﻿ Chaotic Pendulum

## Chaotic Pendulum

### coupled oscillations - non-linear equations - chaos

What it shows:
A double pendulum executes simple harmonic motion (two normal modes) when displacements from equilibrium are small. However, when large displacements are imposed, the non-linear system becomes dramatically chaotic in its motion and demonstrates that deterministic systems are not necessarily predictable.

How it works:
The double pendulum consists of two physical pendulums, each free to rotate a full 360° around its pivot. The pivots are 5/8" diam. ball-bearings. The two arms of the upper pendulum are fabricated from 1/4" thick aluminum and the lower pendulum from 1/2" thick aluminum. The pendulum lengths are approximately 10.75" and their masses are equal. The general design was adapted from an MIT version provided to us by Jack Wisdom (see reference below for more details).   The Lagrangian of the system yields two coupled nonlinear second-order differential equations in the variables θ1 and θ2, too long to reproduce here. 1   For small angles these equations become linear, with solutions that are linear combinations of the two normal modes of vibration. The two normal modes can easily be set into motion and demonstrated. The period of the symmetric mode in which the arms oscillate in the same direction is 1.2 sec. The antisymmetric mode (in which the upper and lower pendulums move in opposite directions) period is, of course, shorter and equal to 0.5 sec. Increasing the initial displacement to large angles results in chaotic motion which is quite fascinating and entertaining to watch. The pendulums rotate clockwise and counterclockwise in the most unexpected and surprising fashion, changing directions or suddenly increasing speed just when you think you know what they're going to do next.

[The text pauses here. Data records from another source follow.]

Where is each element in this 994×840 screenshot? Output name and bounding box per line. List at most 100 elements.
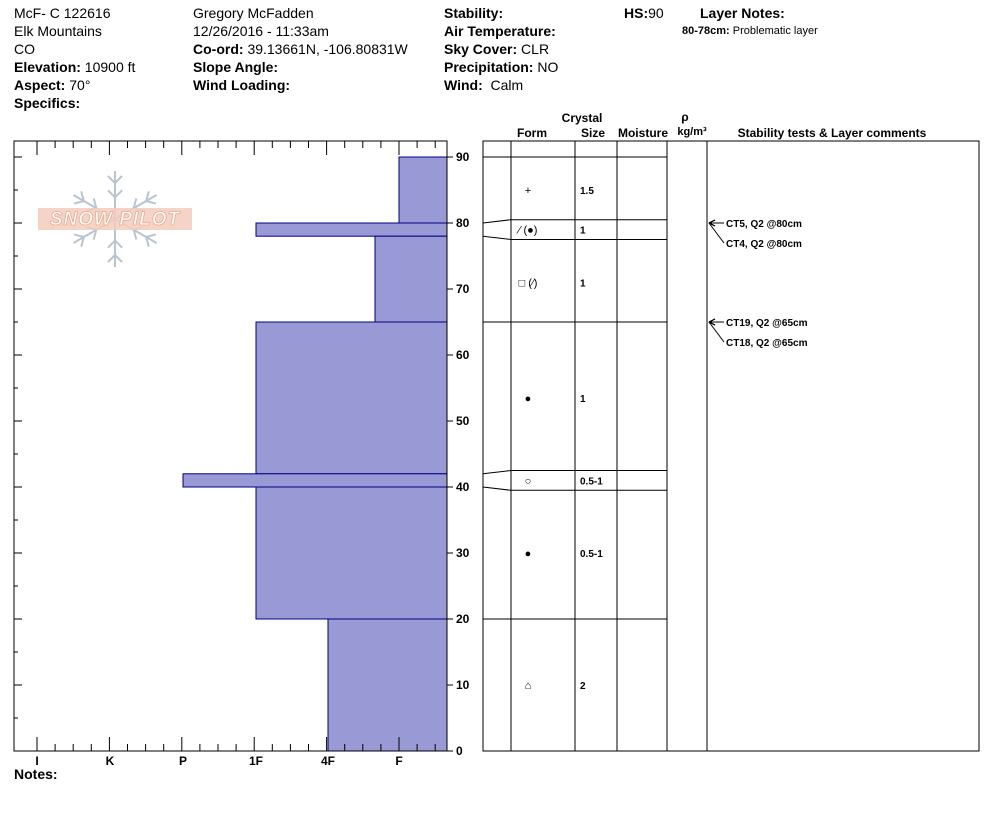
- depth-label: 20: [456, 612, 470, 626]
- crystal-form: ⁄ (●): [516, 225, 538, 237]
- snowflake-branch: [145, 191, 150, 202]
- stability-test-label: CT4, Q2 @80cm: [726, 239, 802, 250]
- elevation: Elevation: 10900 ft: [14, 59, 136, 75]
- depth-label: 40: [456, 480, 470, 494]
- snowflake-branch: [107, 239, 116, 249]
- form-header: Form: [517, 126, 547, 140]
- stability: Stability:: [444, 5, 504, 21]
- header-col-observer: Gregory McFadden 12/26/2016 - 11:33am Co…: [193, 4, 408, 94]
- moisture-header: Moisture: [618, 126, 668, 140]
- pit-id: McF- C 122616: [14, 5, 111, 21]
- hardness-label-4f: 4F: [321, 754, 335, 768]
- depth-label: 50: [456, 414, 470, 428]
- logo-text: SNOW PILOT: [50, 209, 181, 230]
- crystal-form: ●: [525, 393, 532, 405]
- arrow-icon: [708, 318, 716, 326]
- snowflake-branch: [114, 175, 123, 184]
- snowflake-branch: [73, 200, 85, 205]
- snowflake-branch: [73, 233, 85, 238]
- hardness-bar: [374, 235, 448, 323]
- crystal-size: 1.5: [580, 186, 594, 197]
- stability-pointer: [708, 321, 725, 343]
- snowflake-branch: [114, 254, 123, 263]
- wind-loading: Wind Loading:: [193, 77, 291, 93]
- snowflake-branch: [145, 200, 157, 205]
- hardness-ticks: I K P 1F 4F F: [35, 141, 436, 768]
- crystal-size: 1: [580, 278, 586, 289]
- header-hs: HS:90: [624, 5, 664, 21]
- stability-test-label: CT19, Q2 @65cm: [726, 318, 808, 329]
- arrow-icon: [708, 219, 716, 227]
- coordinates: Co-ord: 39.13661N, -106.80831W: [193, 41, 408, 57]
- snowflake-branch: [107, 175, 116, 184]
- sky-cover: Sky Cover: CLR: [444, 41, 550, 57]
- crystal-rows: +1.5 ⁄ (●) 1 □ (⁄) 1 ● 1 ○ 0.5-1 ● 0.5-1 ⌂ 2: [516, 185, 604, 692]
- mountain-range: Elk Mountains: [14, 23, 102, 39]
- hardness-label-k: K: [106, 754, 115, 768]
- notes-label: Notes:: [14, 766, 58, 782]
- crystal-size: 1: [580, 394, 586, 405]
- hardness-bar: [398, 156, 448, 224]
- depth-label: 30: [456, 546, 470, 560]
- layer-table-frame: [482, 140, 980, 752]
- stability-test-label: CT18, Q2 @65cm: [726, 338, 808, 349]
- crystal-form: +: [525, 185, 531, 197]
- snowflake-branch: [114, 189, 123, 199]
- hardness-bar: [182, 473, 448, 488]
- snowflake-branch: [80, 236, 85, 247]
- hardness-plot-frame: [13, 140, 448, 752]
- layer-connector: [482, 235, 512, 240]
- header-col-conditions: Stability: Air Temperature: Sky Cover: C…: [444, 4, 558, 94]
- snowflake-branch: [80, 191, 85, 202]
- snowflake-branch: [132, 198, 138, 209]
- crystal-form: □ (⁄): [519, 277, 538, 289]
- depth-label: 0: [456, 744, 463, 758]
- size-header: Size: [581, 126, 605, 140]
- slope-angle: Slope Angle:: [193, 59, 279, 75]
- depth-axis: 0 10 20 30 40 50 60 70 80 90: [14, 150, 470, 758]
- air-temperature: Air Temperature:: [444, 23, 556, 39]
- density-unit-header: kg/m³: [677, 126, 707, 138]
- layer-connector: [482, 470, 512, 475]
- hardness-label-i: I: [35, 754, 38, 768]
- depth-label: 60: [456, 348, 470, 362]
- crystal-size: 1: [580, 226, 586, 237]
- snowflake-branch: [145, 233, 157, 238]
- observer-name: Gregory McFadden: [193, 5, 314, 21]
- crystal-header: Crystal: [562, 111, 603, 125]
- layer-notes-title: Layer Notes:: [700, 5, 785, 21]
- snowflake-branch: [92, 229, 98, 240]
- density-symbol-header: ρ: [681, 110, 688, 124]
- hardness-bar: [255, 321, 448, 475]
- layer-note: 80-78cm: Problematic layer: [682, 25, 818, 37]
- hardness-label-1f: 1F: [249, 754, 263, 768]
- layer-boundary-lines: [482, 156, 667, 752]
- stability-pointer: [708, 222, 725, 244]
- depth-label: 90: [456, 150, 470, 164]
- stability-test-label: CT5, Q2 @80cm: [726, 219, 802, 230]
- depth-label: 10: [456, 678, 470, 692]
- snowpilot-logo-icon: SNOW PILOT: [38, 171, 192, 267]
- observation-datetime: 12/26/2016 - 11:33am: [193, 23, 329, 39]
- hardness-bar: [327, 618, 448, 752]
- specifics: Specifics:: [14, 95, 81, 111]
- snowflake-branch: [132, 229, 138, 240]
- stability-header: Stability tests & Layer comments: [738, 126, 927, 140]
- snowflake-branch: [92, 198, 98, 209]
- hardness-bar: [255, 486, 448, 620]
- snowflake-branch: [114, 239, 123, 249]
- stability-test-list: CT5, Q2 @80cm CT4, Q2 @80cm CT19, Q2 @65cm…: [708, 219, 808, 349]
- depth-label: 80: [456, 216, 470, 230]
- crystal-form: ⌂: [525, 680, 532, 692]
- aspect: Aspect: 70°: [14, 77, 91, 93]
- hardness-bar: [255, 222, 448, 237]
- crystal-form: ●: [525, 548, 532, 560]
- wind: Wind: Calm: [444, 77, 524, 93]
- layer-connector: [482, 486, 512, 491]
- crystal-size: 0.5-1: [580, 476, 603, 487]
- hardness-bars: [182, 156, 448, 752]
- header-col-location: McF- C 122616 Elk Mountains CO Elevation…: [14, 4, 135, 112]
- crystal-size: 2: [580, 681, 586, 692]
- crystal-form: ○: [525, 475, 532, 487]
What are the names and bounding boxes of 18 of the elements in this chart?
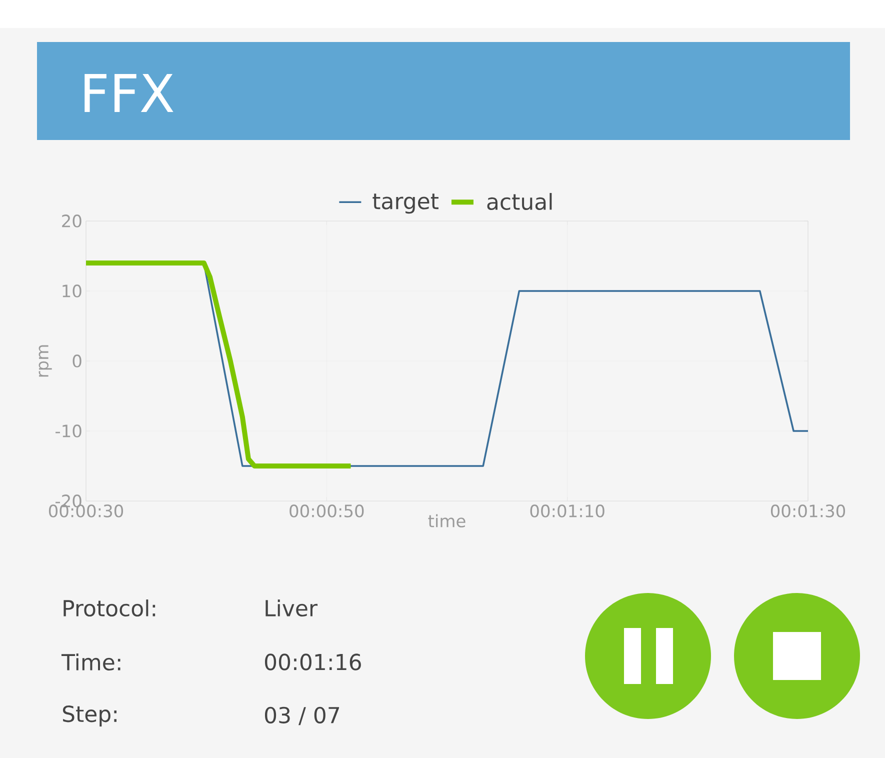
y-tick-label: 0 <box>72 354 82 368</box>
x-tick-label: 00:01:10 <box>530 504 604 518</box>
text: Time: <box>61 653 120 671</box>
chart-title: FFX <box>84 74 174 112</box>
legend-label: actual <box>487 192 552 210</box>
text: 00:01:16 <box>264 654 361 670</box>
y-tick-label: -10 <box>56 424 82 438</box>
text: Protocol: <box>64 599 156 617</box>
x-axis-title: time <box>428 514 466 528</box>
text: 03 / 07 <box>264 706 340 726</box>
x-tick-label: 00:01:30 <box>770 504 846 518</box>
y-tick-label: 20 <box>62 214 82 228</box>
text: Step: <box>62 706 116 726</box>
text: Liver <box>266 599 318 617</box>
y-tick-label: 10 <box>62 284 82 298</box>
y-axis-title: rpm <box>38 345 52 377</box>
legend-label: target <box>372 194 438 214</box>
x-tick-label: 00:00:50 <box>290 504 364 518</box>
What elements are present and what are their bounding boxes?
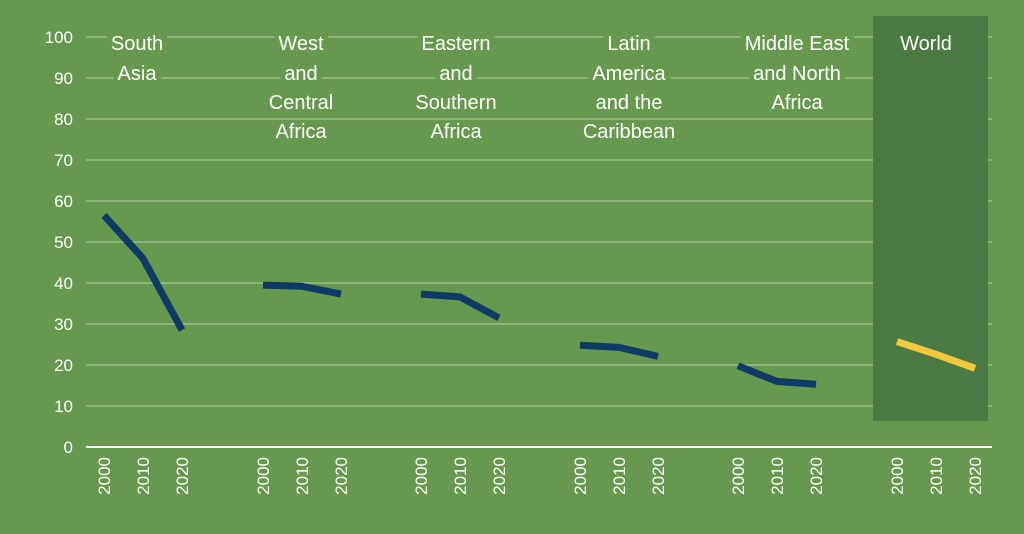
x-tick-label: 2020 — [490, 457, 509, 495]
x-tick-label: 2010 — [293, 457, 312, 495]
series-line-south-asia — [101, 213, 186, 332]
x-tick-label: 2010 — [768, 457, 787, 495]
y-tick-label: 40 — [54, 274, 73, 293]
x-tick-label: 2010 — [134, 457, 153, 495]
series-line-world — [895, 338, 977, 372]
highlight-panel-layer — [873, 16, 988, 421]
region-label-mask — [588, 63, 671, 85]
region-label-mask — [417, 33, 495, 55]
region-label-line: Africa — [275, 121, 327, 143]
x-tick-label: 2000 — [412, 457, 431, 495]
region-label-line: Africa — [771, 92, 823, 114]
y-tick-label: 80 — [54, 110, 73, 129]
gridlines — [86, 36, 992, 407]
x-tick-label: 2020 — [173, 457, 192, 495]
x-tick-label: 2000 — [95, 457, 114, 495]
y-tick-label: 0 — [64, 438, 73, 457]
region-label-mask — [591, 92, 667, 114]
region-label-line: and — [439, 63, 472, 85]
y-tick-label: 10 — [54, 397, 73, 416]
region-label-mask — [740, 33, 854, 55]
region-label-line: Asia — [118, 63, 158, 85]
region-label-line: Central — [269, 92, 333, 114]
region-label-mask — [411, 92, 501, 114]
y-tick-label: 50 — [54, 233, 73, 252]
region-label-mask — [264, 92, 338, 114]
x-tick-label: 2020 — [966, 457, 985, 495]
y-axis: 0 10 20 30 40 50 60 70 80 90 100 — [45, 28, 73, 457]
region-label-mask — [426, 121, 487, 143]
region-label-mask — [603, 33, 655, 55]
x-tick-label: 2000 — [254, 457, 273, 495]
x-tick-label: 2020 — [649, 457, 668, 495]
x-tick-label: 2010 — [610, 457, 629, 495]
series-line-latin-america-and-the-caribbean — [579, 341, 659, 360]
y-tick-label: 100 — [45, 28, 73, 47]
region-label-line: America — [592, 63, 666, 85]
region-label-line: and the — [596, 92, 663, 114]
y-tick-label: 20 — [54, 356, 73, 375]
series-line-eastern-and-southern-africa — [420, 290, 501, 321]
region-label-line: and — [284, 63, 317, 85]
y-tick-label: 30 — [54, 315, 73, 334]
region-label-mask — [578, 121, 680, 143]
region-label-line: West — [278, 33, 324, 55]
region-label-line: Latin — [607, 33, 650, 55]
region-labels: South Asia West and Central Africa Eastern and S… — [106, 33, 956, 143]
region-label-mask — [274, 33, 329, 55]
region-label-line: Southern — [415, 92, 496, 114]
region-label-mask — [113, 63, 162, 85]
region-label-line: Africa — [430, 121, 482, 143]
region-label-line: Middle East — [745, 33, 850, 55]
region-label-mask — [767, 92, 828, 114]
region-label-line: Caribbean — [583, 121, 675, 143]
x-tick-label: 2000 — [729, 457, 748, 495]
region-label-mask — [280, 63, 322, 85]
x-tick-label: 2020 — [807, 457, 826, 495]
x-tick-label: 2010 — [451, 457, 470, 495]
y-tick-label: 70 — [54, 151, 73, 170]
series-line-west-and-central-africa — [262, 281, 342, 298]
x-axis: 2000 2010 2020 2000 2010 2020 2000 2010 2020 2000… — [95, 457, 985, 495]
x-tick-label: 2000 — [888, 457, 907, 495]
region-label-mask — [749, 63, 845, 85]
region-label-mask — [896, 33, 956, 55]
x-tick-label: 2000 — [571, 457, 590, 495]
series-lines — [101, 213, 977, 388]
region-label-mask — [106, 33, 168, 55]
region-label-line: and North — [753, 63, 841, 85]
region-label-mask — [435, 63, 477, 85]
region-label-mask — [271, 121, 332, 143]
world-highlight-panel — [873, 16, 988, 421]
series-line-middle-east-and-north-africa — [736, 362, 817, 388]
y-tick-label: 60 — [54, 192, 73, 211]
y-tick-label: 90 — [54, 69, 73, 88]
region-label-line: World — [900, 33, 952, 55]
x-tick-label: 2020 — [332, 457, 351, 495]
region-label-line: South — [111, 33, 163, 55]
x-tick-label: 2010 — [927, 457, 946, 495]
region-label-line: Eastern — [422, 33, 491, 55]
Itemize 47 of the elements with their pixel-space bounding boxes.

The double pendulum can be set up with fairly reproducible initial conditions. For example, it can be fixed with a support arm so that it starts off with an initial angular displacement of 90°. But regardless how carefully one tries to secure identical releases from this initial configuration, the resultant motion is never the same. Any arbitrarily small change in the initial conditions results in a large change in the subsequent motion as these small deviations are amplified exponentially in time. This is one of the salient features of chaotic phenomena and it means that even "noise" in the initial conditions will be greatly amplified with time. Released as described above, our pendulum executes chaotic motion for about 1 minute and then settles down to nearly predictable motion for the next 8 or 9 minutes.

Setting it up:
The double pendulum support arm must be rigidly clamped to the edge of the lecture bench. Unnecessary vibrations in the mount will usurp its energy and it will not swing as long. It can be illuminated with a UV light for added effect (the fluorescent tape on it glows brilliantly in the darkened lecture hall).